By Becky Johnson, Host of Advertising Week’s Modern Marketing + Measurement Podcast
For all the sophistication of modern marketing technology—AI-driven analytics, real-time dashboards, endless attribution platforms—most brands are still measuring success with a model that fundamentally misunderstands how marketing works.
Last-click attribution.
It’s the idea that the final touchpoint before a conversion deserves the credit. If a consumer sees a brand campaign, encounters the brand repeatedly on social, hears a podcast ad, and eventually clicks a paid search link, the search ad gets the win.
The logic is simple. The consequences are enormous.
Last-click attribution has quietly reshaped how billions of marketing dollars are spent, encouraging organizations to prioritize short-term performance signals while undervaluing the channels that really build demand.
And increasingly, marketing leaders know it.
Across the industry, CMOs are confronting an uncomfortable truth: the dashboards they’ve relied on for years often provide a distorted picture of what drives growth.
The problem isn’t simply that attribution models are incomplete. It’s that they reinforce the wrong mental model of how consumers make decisions.
People rarely encounter a brand once and immediately convert. Instead, brand relationships form gradually through repeated exposure, cultural familiarity, and accumulated trust. Marketing operates more like an ecosystem than a linear sequence of touchpoints.
Yet attribution dashboards often treat marketing as if every purchase is the result of a single, measurable action.
That bias has real consequences.
Channels that are easy to track—search, retargeting, performance social—often appear to deliver the strongest return on investment. Meanwhile, harder-to-measure channels such as television, audio, sponsorships, and long-form brand storytelling are frequently undervalued because their impact unfolds over time.
Ironically, those brand-building channels are often responsible for creating the demand that performance marketing ultimately captures.
Many marketers describe this as the “harvesting problem.” Performance media harvests demand that brand marketing creates.
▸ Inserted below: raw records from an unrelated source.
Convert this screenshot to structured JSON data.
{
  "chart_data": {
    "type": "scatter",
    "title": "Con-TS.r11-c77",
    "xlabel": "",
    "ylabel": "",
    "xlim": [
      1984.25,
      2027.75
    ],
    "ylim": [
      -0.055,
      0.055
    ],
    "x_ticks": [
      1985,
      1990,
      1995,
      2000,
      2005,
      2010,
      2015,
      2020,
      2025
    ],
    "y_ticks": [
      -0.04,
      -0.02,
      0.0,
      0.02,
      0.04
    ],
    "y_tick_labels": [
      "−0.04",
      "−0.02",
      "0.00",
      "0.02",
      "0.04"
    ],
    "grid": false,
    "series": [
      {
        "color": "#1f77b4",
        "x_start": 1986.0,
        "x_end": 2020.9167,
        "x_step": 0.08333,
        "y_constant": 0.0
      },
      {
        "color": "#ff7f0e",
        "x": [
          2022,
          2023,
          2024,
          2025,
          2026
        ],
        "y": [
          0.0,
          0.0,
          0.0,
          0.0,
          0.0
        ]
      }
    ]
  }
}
But if measurement systems only reward the harvesting activity, budgets gradually shift away from demand creation.
Over time, brands can optimize themselves into stagnation.
That realization is one reason the industry is rediscovering measurement approaches that focus less on attribution and more on causality.
Incrementality testing, for example, asks a far more meaningful question than attribution models ever could: what would have happened if the marketing never occurred?
Instead of assigning credit to a single interaction, incrementality experiments compare groups that see a campaign with similar groups that do not. The difference in behavior reveals the true impact of marketing activity.
This approach is gaining traction because it aligns measurement with real-world outcomes. It’s not about identifying which touchpoint happened last—it’s about understanding which investments truly changed behavior.
At the same time, another measurement framework is experiencing a resurgence: marketing mix modeling.
For decades, marketing mix models helped major consumer brands analyze how advertising, pricing, promotions, and macroeconomic factors influenced sales over time. The methodology offered powerful strategic insight, but it was slow and resource-intensive.
Today’s versions are far more agile.
Advances in cloud computing and machine learning allow models to process richer datasets and update more frequently. What was once an annual analysis can now operate as an ongoing planning system.
Rather than trying to assign credit to every impression or click, modern marketing mix models estimate the broader contribution of each channel to business outcomes.
That distinction matters because marketing’s job isn’t to win attribution debates—it’s to drive growth.
The most sophisticated organizations are moving toward hybrid measurement frameworks that acknowledge the strengths and weaknesses of different approaches. Attribution remains useful for optimizing tactical execution. Incrementality testing provides causal proof. Marketing mix modeling helps guide strategic budget allocation.
Together, they offer something no single methodology can deliver alone: a clearer understanding of how marketing investments interact to generate demand.
Perhaps the biggest shift underway, however, is cultural.
Measurement is no longer just a marketing exercise. Increasingly, it’s a shared conversation between marketing, finance, and executive leadership.
Chief financial officers want to understand how marketing investments translate into revenue growth. Boards want evidence that budgets are driving sustainable business outcomes rather than short-term spikes.
That pressure is forcing marketing organizations to rethink how they evaluate success
The question is no longer which channel produced the final click.
The real question is which combination of marketing investments builds durable growth.
And answering that question requires moving beyond the comforting simplicity of attribution dashboards toward a deeper understanding of how marketing really works.
The last-click era is ending—not because marketers suddenly dislike data, but because they finally expect more from it.